Picture by Joanne Redwood, CC0.

The fox machine is a big GPU server that is configured to run heavy workloads. It has two fast AMD CPUs with large cache and 2 reasonable NVIDIA GPUs. Here are the detailed specifications:

  • 2x AMD GENOA X 9684X DP/UP 96C/192T 2.55G 1,150M 400W SP5 3D V-cach
  • 24x 32GB DDR5-4800 ECC RDIMM (total 768 GiB of RAM)
  • 1x 2.5" SSD SATA3 MICRON 5400 MAX 480GB
  • 2x 2.5" KIOXIA CM7-R 1.92TB NVMe GEN5 PCIe 5x4
  • 2x NVIDIA RTX4000 ADA Gen 20GB GDDR6 PCIe 4.0

Access

To access the machine, request a SLURM session from hut using the fox partition:

hut% salloc -p fox

Then connect via ssh:

hut% ssh fox
fox%

Follow these steps if you don't have access to hut or fox.

CUDA

To use CUDA, you can use the following flake.nix placed in a new directory to load all the required dependencies:

{
  inputs.jungle.url = "jungle";

  outputs = { jungle, ... }: {
    devShell.x86_64-linux = let
      pkgs = jungle.nixosConfigurations.fox.pkgs;
    in pkgs.mkShell {
      name = "cuda-env-shell";
      buildInputs = with pkgs; [
        git gitRepo gnupg autoconf curl
        procps gnumake util-linux m4 gperf unzip

        # Cuda packages (more at https://search.nixos.org/packages)
        cudatoolkit linuxPackages.nvidia_x11
        cudaPackages.cuda_cudart.static
        cudaPackages.libcusparse

        libGLU libGL
        xorg.libXi xorg.libXmu freeglut
        xorg.libXext xorg.libX11 xorg.libXv xorg.libXrandr zlib
        ncurses5 stdenv.cc binutils
      ];
      shellHook = ''
        export CUDA_PATH=${pkgs.cudatoolkit}
        export LD_LIBRARY_PATH=/var/run/opengl-driver/lib
        export SMS=50
      '';
    };
  };
}

Then just run nix develop from the same directory:

% mkdir cuda
% cd cuda
% vim flake.nix
[...]
% nix develop
$ nvcc -V
nvcc: NVIDIA (R) Cuda compiler driver
Copyright (c) 2005-2024 NVIDIA Corporation
Built on Tue_Feb_27_16:19:38_PST_2024
Cuda compilation tools, release 12.4, V12.4.99
Build cuda_12.4.r12.4/compiler.33961263_0

Filesystems

The machine has several file systems available.

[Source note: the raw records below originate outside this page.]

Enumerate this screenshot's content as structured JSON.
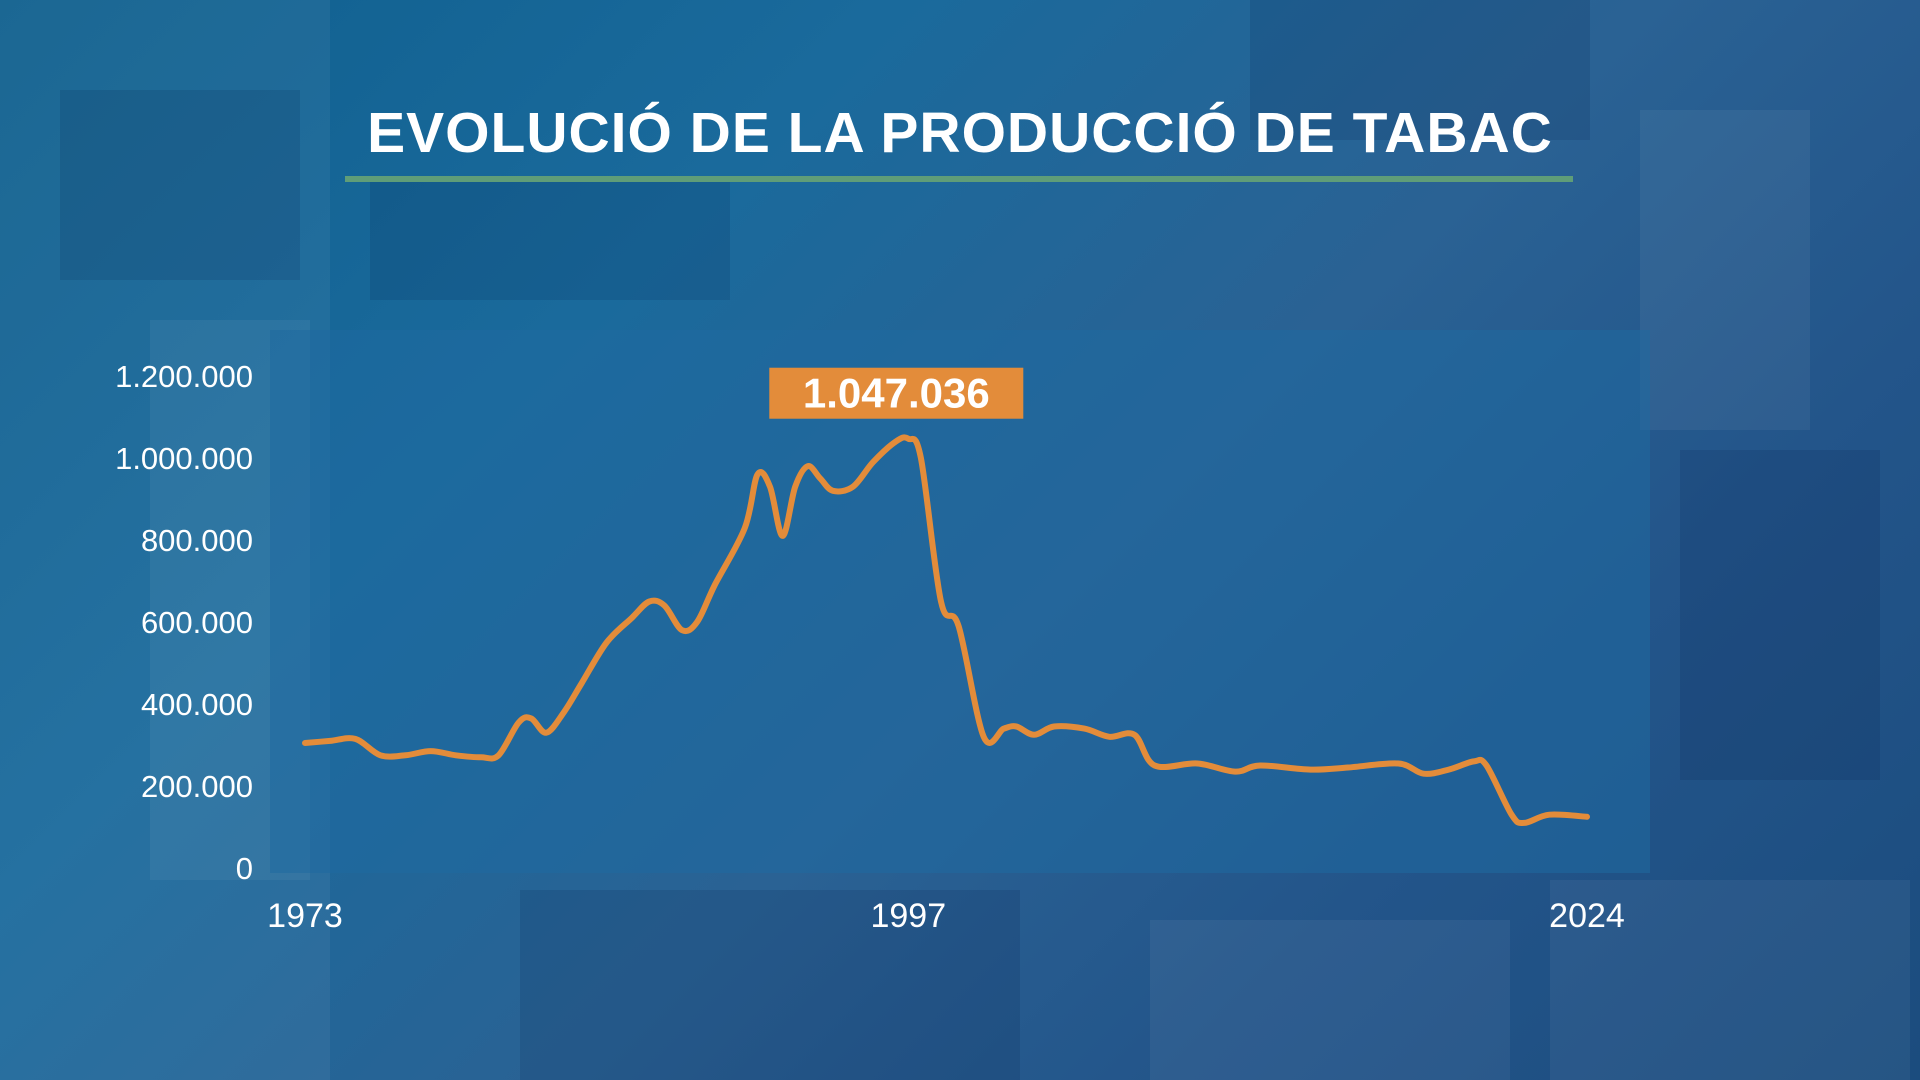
{
  "title": "EVOLUCIÓ DE LA PRODUCCIÓ DE TABAC",
  "colors": {
    "line": "#e38c3a",
    "label_bg": "#e38c3a",
    "title_rule": "#5f9d78",
    "text": "#ffffff",
    "plot_bg": "#1f6aa0"
  },
  "chart_data": {
    "type": "line",
    "title": "EVOLUCIÓ DE LA PRODUCCIÓ DE TABAC",
    "xlabel": "",
    "ylabel": "",
    "ylim": [
      0,
      1200000
    ],
    "xlim": [
      1973,
      2024
    ],
    "grid": false,
    "y_ticks": [
      "0",
      "200.000",
      "400.000",
      "600.000",
      "800.000",
      "1.000.000",
      "1.200.000"
    ],
    "y_tick_values": [
      0,
      200000,
      400000,
      600000,
      800000,
      1000000,
      1200000
    ],
    "x_ticks": [
      "1973",
      "1997",
      "2024"
    ],
    "x_tick_values": [
      1973,
      1997,
      2024
    ],
    "annotation": {
      "text": "1.047.036",
      "x": 1997,
      "y": 1047036
    },
    "series": [
      {
        "values": [
          {
            "x": 1973.0,
            "y": 305000
          },
          {
            "x": 1974.0,
            "y": 310000
          },
          {
            "x": 1975.0,
            "y": 315000
          },
          {
            "x": 1976.0,
            "y": 275000
          },
          {
            "x": 1977.0,
            "y": 275000
          },
          {
            "x": 1978.0,
            "y": 285000
          },
          {
            "x": 1979.0,
            "y": 275000
          },
          {
            "x": 1980.0,
            "y": 270000
          },
          {
            "x": 1980.7,
            "y": 275000
          },
          {
            "x": 1981.5,
            "y": 355000
          },
          {
            "x": 1982.0,
            "y": 365000
          },
          {
            "x": 1982.6,
            "y": 330000
          },
          {
            "x": 1983.3,
            "y": 380000
          },
          {
            "x": 1984.0,
            "y": 450000
          },
          {
            "x": 1985.0,
            "y": 550000
          },
          {
            "x": 1986.0,
            "y": 610000
          },
          {
            "x": 1986.7,
            "y": 650000
          },
          {
            "x": 1987.3,
            "y": 640000
          },
          {
            "x": 1988.0,
            "y": 580000
          },
          {
            "x": 1988.6,
            "y": 600000
          },
          {
            "x": 1989.3,
            "y": 690000
          },
          {
            "x": 1990.5,
            "y": 830000
          },
          {
            "x": 1991.0,
            "y": 960000
          },
          {
            "x": 1991.5,
            "y": 930000
          },
          {
            "x": 1992.0,
            "y": 810000
          },
          {
            "x": 1992.5,
            "y": 930000
          },
          {
            "x": 1993.0,
            "y": 980000
          },
          {
            "x": 1993.5,
            "y": 950000
          },
          {
            "x": 1994.0,
            "y": 920000
          },
          {
            "x": 1994.8,
            "y": 930000
          },
          {
            "x": 1995.6,
            "y": 990000
          },
          {
            "x": 1996.5,
            "y": 1040000
          },
          {
            "x": 1997.0,
            "y": 1047036
          },
          {
            "x": 1997.5,
            "y": 1000000
          },
          {
            "x": 1998.3,
            "y": 650000
          },
          {
            "x": 1999.0,
            "y": 590000
          },
          {
            "x": 2000.0,
            "y": 320000
          },
          {
            "x": 2000.8,
            "y": 340000
          },
          {
            "x": 2001.3,
            "y": 345000
          },
          {
            "x": 2002.0,
            "y": 325000
          },
          {
            "x": 2002.8,
            "y": 345000
          },
          {
            "x": 2004.0,
            "y": 340000
          },
          {
            "x": 2005.0,
            "y": 320000
          },
          {
            "x": 2006.0,
            "y": 325000
          },
          {
            "x": 2006.8,
            "y": 250000
          },
          {
            "x": 2008.5,
            "y": 255000
          },
          {
            "x": 2010.0,
            "y": 235000
          },
          {
            "x": 2011.0,
            "y": 250000
          },
          {
            "x": 2013.0,
            "y": 240000
          },
          {
            "x": 2014.5,
            "y": 245000
          },
          {
            "x": 2016.5,
            "y": 255000
          },
          {
            "x": 2017.5,
            "y": 230000
          },
          {
            "x": 2018.5,
            "y": 240000
          },
          {
            "x": 2019.5,
            "y": 260000
          },
          {
            "x": 2020.0,
            "y": 250000
          },
          {
            "x": 2021.0,
            "y": 130000
          },
          {
            "x": 2021.5,
            "y": 110000
          },
          {
            "x": 2022.5,
            "y": 130000
          },
          {
            "x": 2024.0,
            "y": 125000
          }
        ]
      }
    ]
  }
}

  • $HOME: Mounted via NFS across all nodes. It is slow and has low capacity. Don't abuse.
  • /ceph/home/$USER: Shared Ceph file system across jungle nodes. Slow but high capacity. Stores three redundant copies of every file.
  • /nvme{0,1}/$USER: The two local NVME disks, very fast and large capacity.
  • /tmp: tmpfs, fast but not backed by a disk. Will be erased on reboot.